George is a beautiful book.
I can’t fully express how relieved I am to be able to say that. From the moment I first heard about Alex Gino’s debut work I was willing to do anything to get my hands on a copy. A book about a trans girl written for an elementary/middle-school audience by an actual trans author? It was almost too good to believe. I was ecstatic, overjoyed, thrilled, full of happy tears. Once I was actually holding it in my hands however I began to get worried. What if it wasn’t a good book? What if the advance praise I had heard was all wrong and it was full of tired clichés about trans women? What if I hated the writing so much that I couldn’t in good faith recommend it to anyone? For years I had been waiting for a book like this, a book I wish I had had in elementary school, and now that it was finally here I didn’t know if I was prepared to not like it. I put off reading it for days until one night I couldn’t wait any longer and picked it up and fell in love.
Our heroine is Melissa, a fourth grader who likes playing video games, goofing around with her best friend, and going to Arnie’s All-You-Can-Eat-Buffet with her mom and brother. She’s a sweet and likable character trying find the solution to two big problems: how to get cast as Charlotte in her school’s production of Charlotte’s Web and how to tell the world she’s a girl.
One of my biggest issues with books about trans people (particularly when written by cis authors) is that they often go too far into making their book a TRANS 101 lesson to the point where it overwhelms the plot and becomes clunky and dull. While George definitely has educational moments they’re actually part of the plot. Everything that Melissa knows about trans people makes sense in the context of her being a fourth grader with access to the internet. Gino’s ability to write a sincere and believable story make this book much more accessible and engaging than a “Hi Fourth Graders, Let’s Learn About Trans People!” lecture masquerading as fiction.
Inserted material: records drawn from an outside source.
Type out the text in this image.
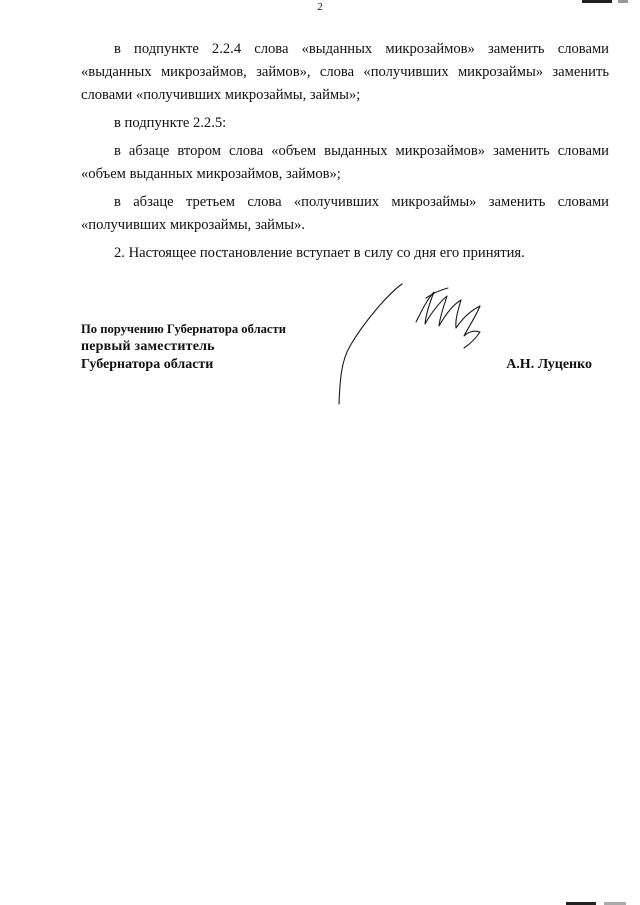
2

в подпункте 2.2.4 слова «выданных микрозаймов» заменить словами «выданных микрозаймов, займов», слова «получивших микрозаймы» заменить словами «получивших микрозаймы, займы»;

в подпункте 2.2.5:

в абзаце втором слова «объем выданных микрозаймов» заменить словами «объем выданных микрозаймов, займов»;

в абзаце третьем слова «получивших микрозаймы» заменить словами «получивших микрозаймы, займы».

2. Настоящее постановление вступает в силу со дня его принятия.

По поручению Губернатора области
первый заместитель
Губернатора области	А.Н. Луценко
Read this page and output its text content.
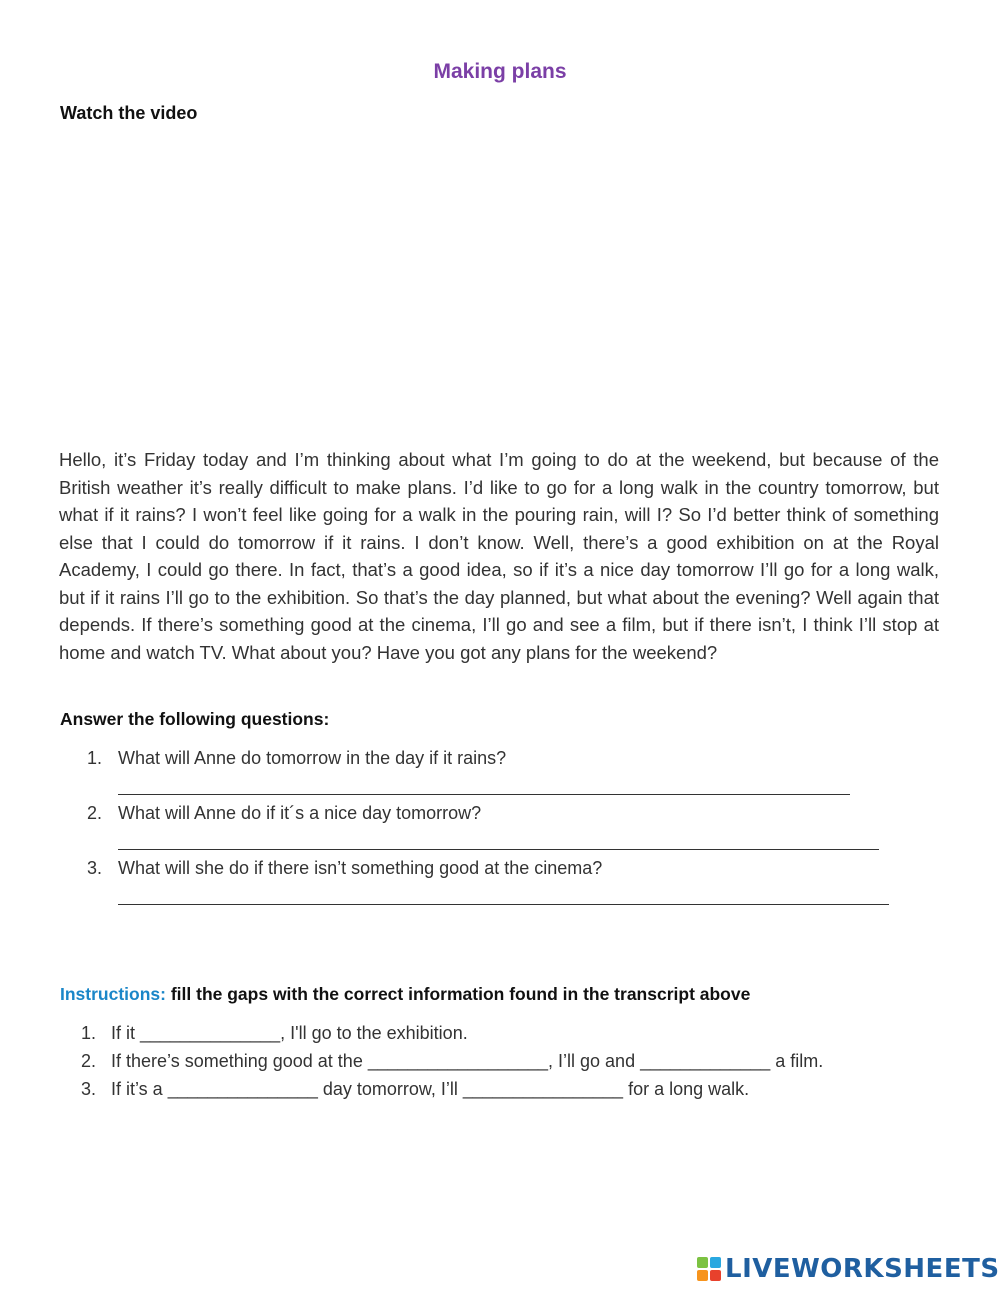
Making plans
Watch the video
Hello, it’s Friday today and I’m thinking about what I’m going to do at the weekend, but because of the British weather it’s really difficult to make plans. I’d like to go for a long walk in the country tomorrow, but what if it rains? I won’t feel like going for a walk in the pouring rain, will I? So I’d better think of something else that I could do tomorrow if it rains. I don’t know. Well, there’s a good exhibition on at the Royal Academy, I could go there. In fact, that’s a good idea, so if it’s a nice day tomorrow I’ll go for a long walk, but if it rains I’ll go to the exhibition. So that’s the day planned, but what about the evening? Well again that depends. If there’s something good at the cinema, I’ll go and see a film, but if there isn’t, I think I’ll stop at home and watch TV. What about you? Have you got any plans for the weekend?
Answer the following questions:
1. What will Anne do tomorrow in the day if it rains?
2. What will Anne do if it´s a nice day tomorrow?
3. What will she do if there isn’t something good at the cinema?
Instructions: fill the gaps with the correct information found in the transcript above
1. If it ______________, I'll go to the exhibition.
2. If there’s something good at the __________________, I’ll go and _____________ a film.
3. If it’s a _______________ day tomorrow, I’ll ________________ for a long walk.
LIVEWORKSHEETS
For many trans people the process of coming out can be painful, dangerous, traumatic, but Gino manages to take this tough subject and weaves it with humor and joy to produce a story that can be read without needing to take breaks for your emotional safety. I think this book has the potential to show its readers, particularly trans kids and cis parents, just how much of the pain that we may associate with being trans ultimately comes from outside forces; that pain isn’t an inherent condition of being trans but rather comes from bullies, unsympathetic adults, and the ulcer-inducing stress of keeping secret your identity from everyone around you.
After I read George I couldn’t stop thinking about what this book represents. As I said before this is the first trans book I know of aimed at this age group and by an actual trans person but there’s more to it than that. This book has been published by Scholastic, a major publishing house that has the resources to get this book out there and into the hands of kids who need it. It’s also been covered in media outlets with large audiences: the Sunday Book Review of The New York Times, The Guardian, and NPR have all done favorable pieces on George.
I love George, I love Melissa, I love her story, and I love that Gino is able to write a plot that brings together Melissa’s joy and her pain. Most importantly I love that this is a book that doesn’t just fill an important void in children’s literature but that it’s a book filling the void with a great story.